Il prefetto di Napoli, Claudio Palomba, a seguito delle dimissioni dalla carica di 14 consiglieri su 24 assegnati al Comune di Melito, ha sospeso il Consiglio comunale e nominato commissario prefettizio il prefetto Francesco Antonio Cappetta, incaricandolo della provvisoria gestione dell’ente e avviando, nel contempo, la procedura di scioglimento dell’organo consiliare.
Il Comune di Melito è stato scosso quattro giorni fa da un vero e proprio terremoto giudiziario: il sindaco di Melito, Luciano Mottola è stato arrestato nell’ambito di un’inchiesta della Procura di Napoli su presunti casi di scambio elettorale politico mafioso; arrestato anche il presidente del Consiglio comunale, Rocco Marrone, e due consiglieri comunali, Antonio Cuozzo e Massimiliano Grande, quest’ultimo posto agli arresti domiciliari.
Quando si arriva a Melito, comune di 40mila abitanti della provincia di Napoli, non si può non notare una frase che ora sa di beffa: “Benvenuti a Melito di Napoli, città nemica della camorra e amica delle donne”.
E, invece, per decenni lì la democrazia sarebbe rimasta sospesa proprio su ordine dei clan. Secondo l’indagine della Dia e della Dda di Napoli che ha portato in carcere anche il sindaco, la vita politica (e non solo quella) era sotto il giogo del clan Amato Pagano. Le forze dell’ordine nei giorni scorsi hanno notificato 16 arresti in carcere e due ai domiciliari ad amministratori pubblici, imprenditori e presunti appartenenti alla camorra.

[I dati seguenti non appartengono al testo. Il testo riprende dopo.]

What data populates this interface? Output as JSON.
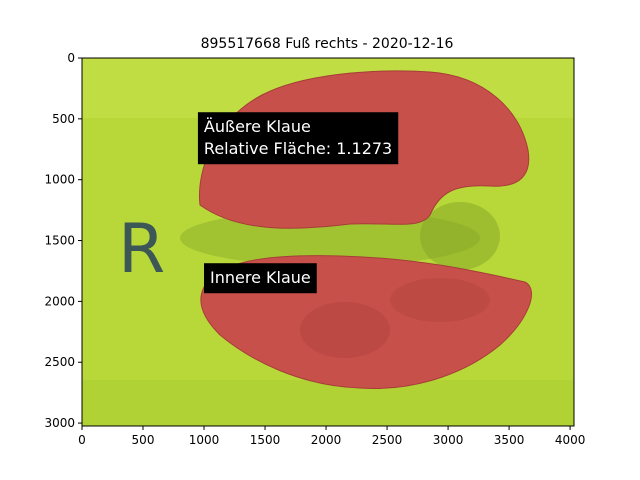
{
  "chart_data": {
    "type": "image",
    "title": "895517668 Fuß rechts - 2020-12-16",
    "xlim": [
      0,
      4032
    ],
    "ylim": [
      3024,
      0
    ],
    "y_inverted": true,
    "xticks": [
      0,
      500,
      1000,
      1500,
      2000,
      2500,
      3000,
      3500,
      4000
    ],
    "yticks": [
      0,
      500,
      1000,
      1500,
      2000,
      2500,
      3000
    ],
    "annotations": [
      {
        "id": "outer",
        "lines": [
          "Äußere Klaue",
          "Relative Fläche: 1.1273"
        ],
        "x": 950,
        "y": 840
      },
      {
        "id": "inner",
        "lines": [
          "Innere Klaue"
        ],
        "x": 1000,
        "y": 1900
      }
    ],
    "image_content": {
      "background_color": "#b8d83a",
      "segment_color": "#c8504a",
      "marker_letter": "R"
    }
  }
}
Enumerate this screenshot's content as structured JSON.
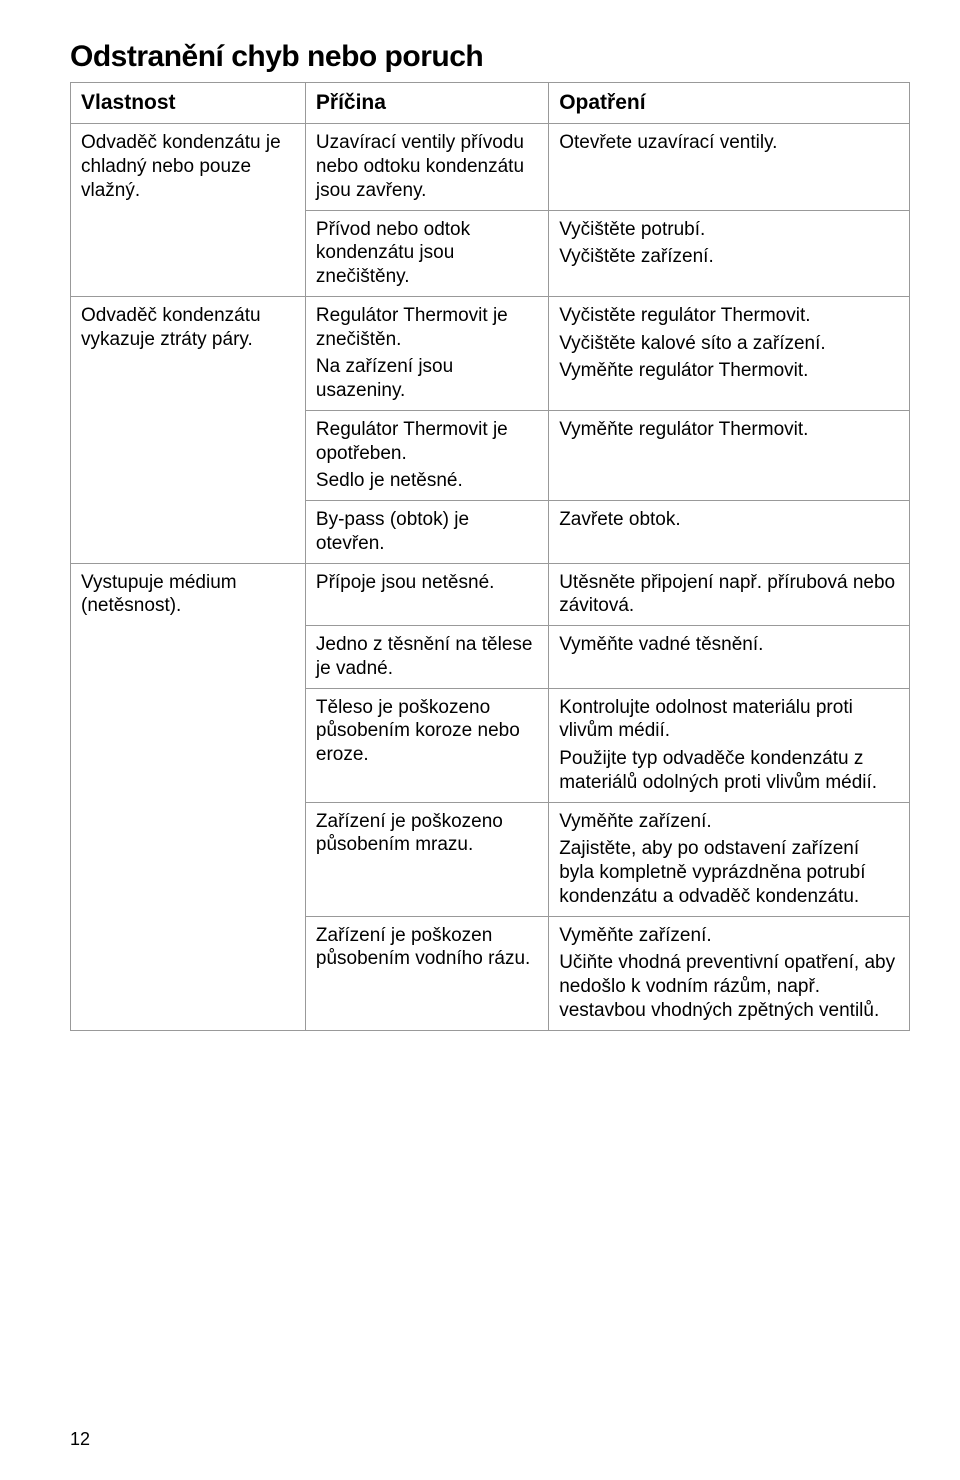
{
  "title": "Odstranění chyb nebo poruch",
  "pageNumber": "12",
  "headers": [
    "Vlastnost",
    "Příčina",
    "Opatření"
  ],
  "rows": [
    {
      "c0": {
        "text": "Odvaděč kondenzátu je chladný nebo pouze vlažný.",
        "rowspan": 2
      },
      "c1": {
        "text": "Uzavírací ventily přívodu nebo odtoku kondenzátu jsou zavřeny."
      },
      "c2": {
        "text": "Otevřete uzavírací ventily."
      }
    },
    {
      "c1": {
        "text": "Přívod nebo odtok kondenzátu jsou znečištěny."
      },
      "c2": {
        "paras": [
          "Vyčištěte potrubí.",
          "Vyčištěte zařízení."
        ]
      }
    },
    {
      "c0": {
        "text": "Odvaděč kondenzátu vykazuje ztráty páry.",
        "rowspan": 3
      },
      "c1": {
        "paras": [
          "Regulátor Thermovit je znečištěn.",
          "Na zařízení jsou usazeniny."
        ]
      },
      "c2": {
        "paras": [
          "Vyčistěte regulátor Thermovit.",
          "Vyčištěte kalové síto a zařízení.",
          "Vyměňte regulátor Thermovit."
        ]
      }
    },
    {
      "c1": {
        "paras": [
          "Regulátor Thermovit je opotřeben.",
          "Sedlo je netěsné."
        ]
      },
      "c2": {
        "text": "Vyměňte regulátor Thermovit."
      }
    },
    {
      "c1": {
        "text": "By-pass (obtok) je otevřen."
      },
      "c2": {
        "text": "Zavřete obtok."
      }
    },
    {
      "c0": {
        "text": "Vystupuje médium (netěsnost).",
        "rowspan": 5
      },
      "c1": {
        "text": "Přípoje jsou netěsné."
      },
      "c2": {
        "text": "Utěsněte připojení např. přírubová nebo závitová."
      }
    },
    {
      "c1": {
        "text": "Jedno z těsnění na tělese je vadné."
      },
      "c2": {
        "text": "Vyměňte vadné těsnění."
      }
    },
    {
      "c1": {
        "text": "Těleso je poškozeno působením koroze nebo eroze."
      },
      "c2": {
        "paras": [
          "Kontrolujte odolnost materiálu proti vlivům médií.",
          "Použijte typ odvaděče kondenzátu z materiálů odolných proti vlivům médií."
        ]
      }
    },
    {
      "c1": {
        "text": "Zařízení je poškozeno působením mrazu."
      },
      "c2": {
        "paras": [
          "Vyměňte zařízení.",
          "Zajistěte, aby po odstavení zařízení byla kompletně vyprázdněna potrubí kondenzátu a odvaděč kondenzátu."
        ]
      }
    },
    {
      "c1": {
        "text": "Zařízení je poškozen působením vodního rázu."
      },
      "c2": {
        "paras": [
          "Vyměňte zařízení.",
          "Učiňte vhodná preventivní opatření, aby nedošlo k vodním rázům, např. vestavbou vhodných zpětných ventilů."
        ]
      }
    }
  ]
}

Tutti sono accusati, a vario titolo, di scambio elettorale politico mafioso, attentati ai diritti politici del cittadino, associazione di tipo mafioso, corruzione, concorso esterno in associazione mafiosa, tentata estorsione.
In carcere sono finiti, tra gli altri, il sindaco Luciano Mottola, 38 anni, eletto nel 2021 alla guida di una coalizione di centrodestra, il presidente del Consiglio comunale Rocco Marrone, 38 anni, di “Melito Più” e il consigliere di FdI Antonio Cuozzo, 25 anni. Il gip Isabella Iaselli ha invece disposto i domiciliari per il consigliere comunale Massimiliano Grande, 50 anni, capogruppo di “Davvero Ecologia & Diritti”.
Proprio Grande, in una intercettazione che ha per oggetto le votazioni per la città metropolitana di Napoli del 13 marzo del 2022, dice: “mi hanno offerto duemila euro… io personalmente prima di dire sì … ho detto faccio un passaggio da Emilio…”.
Dove Emilio è Emilio Rostan, imprenditore arrestato e padre dell’ex deputata Michela (estranea all’inchiesta) il quale, secondo i pm antimafia Giuliano Caputo e Lucio Giugliano, avrebbe intrattenuto rapporti con il clan per determinare l’elezione di Mottola alle amministrative del 3 e 4 ottobre 2021 e avrebbe anche dato al consigliere Grande i duemila euro citati nell’intercettazione per indurlo a votare la Lista “Grande Napoli” all’elezione dei consiglieri della Città Metropolitana di Napoli del 13 marzo 2022.
Per la Dda gli esponenti della coalizione che sosteneva Mottola avrebbero accettato la promessa del capozona degli Amato Pagano (Vincenzo Nappi, attirato in una trappola e ucciso in un ristorante, tra i clienti, lo scorso 23 gennaio) di procurare voti per il ballottaggio: preferenze estorte con pressioni e intimidazioni, in cambio di danaro e anche con la promessa di posti di lavoro.
L’inchiesta è partita nel 2020, in piena pandemia, dopo la denuncia dell’ex sindaco Antonio Amente, poi deceduto in ospedale proprio a causa del Covid. Ma – è stato scoperto – le denunce erano spesso strumentali. L’indagine ha evidenziato che se il clan non otteneva il proprio tornaconto obbligava i consiglieri a dimettersi facendo così cadere la giunta.
E poi, quando si tornava alle urne, muoveva le sue leve, fornendo sostegno elettorale a chi prometteva di ricambiare con appalti e altri benefit. Ovviamente chi si metteva contro la pagava. E’ successo a una candidata, costretta, con le cattive (la minaccia di cacciarla via di casa e di chiuderle il negozio), a fare campagna elettorale addirittura per un suo rivale gradito alla camorra.
Per il deputato e membro della segreteria nazionale del Pd Marco Sarracino, “servono provvedimenti straordinari, per spezzare legami tra camorra e malapolitica”. Il deputato M5S Federico Cafiero de Raho, ex procuratore nazionale antimafia, ha chiesto “una commissione prefettizia che faccia luce sulle irregolarità commesse”.